Sheikha Moza highlighted that, "the 'human cost' of the war on Gaza is unacceptable to any person with a conscience, morals, or humanitarian principles," expressing her outrage by saying, "I am outraged by the crimes committed against the Palestinians and against international law."

Sheikha Moza further expressed her fury, saying, "I am truly furious - angry at the scale and number of crimes committed in Gaza. I am angry at the blatant silence that has exposed our lack of humanity.

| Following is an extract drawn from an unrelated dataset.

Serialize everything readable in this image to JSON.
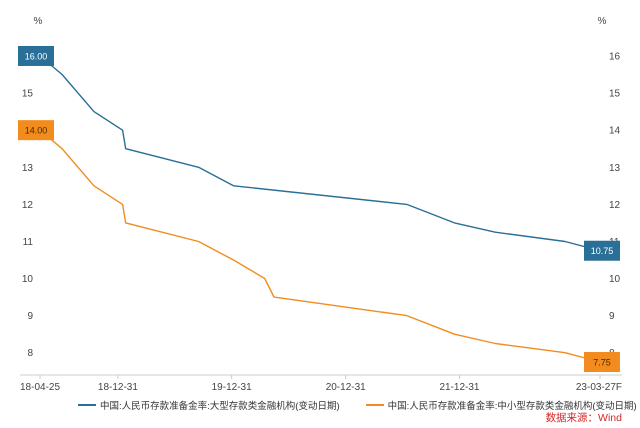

Our humanity has absconded, losing its nobility completely in the face of the Occupation's barbarity."

"I am angry at an international community that claims to be civilized. Gaza has revealed its hypocrisy. I am angry at the leaders of countries who proclaim their anger over one war and remain silent about another. I am angry at leaders who blather about human rights and the mandate of international law and say nothing about the genocide taking place in Gaza. I am angry at leaders who often say that Palestine is the central cause of the Arabs, yet we see no centrality in their positions. I am angry for Hind a Palestinian child who was shot at and murdered, alongside the paramedics who went to rescue her, by the Israeli occupation forces' snipers, and remained in the car she was murdered in for 12 days until the occupation forces left the site, and I am angry for those killed before her and after her," Sheikha Moza added.

"I am among many who are angry. But God's anger will come. Those who have angered God will feel His wrath," Sheikha Moza continued.

She pointed out that, "what we are witnessing in Gaza has stripped away the world's imagined veil of civility unmasking its sheer brutality. We thought the world was civilized, but it was not so. This brutality extends beyond those who commit crimes and kill women and children. It includes all who have supported this depraved aggression with funds and weapons. It includes those who watch what is happening in Gaza; those who encourage it in private or in public; and those who choose to remain silent."

"After the veils have fallen, and we have lost our shared values, our principles, our very moral codes, what is left is Gaza: a litmus test against which all standards are measured," Sheikha Moza said, stressing that "the dignity of the women and children of Gaza reminds us that there is truth in God, truth in religion, truth in the right to a homeland, and that a life without dignity is no true life."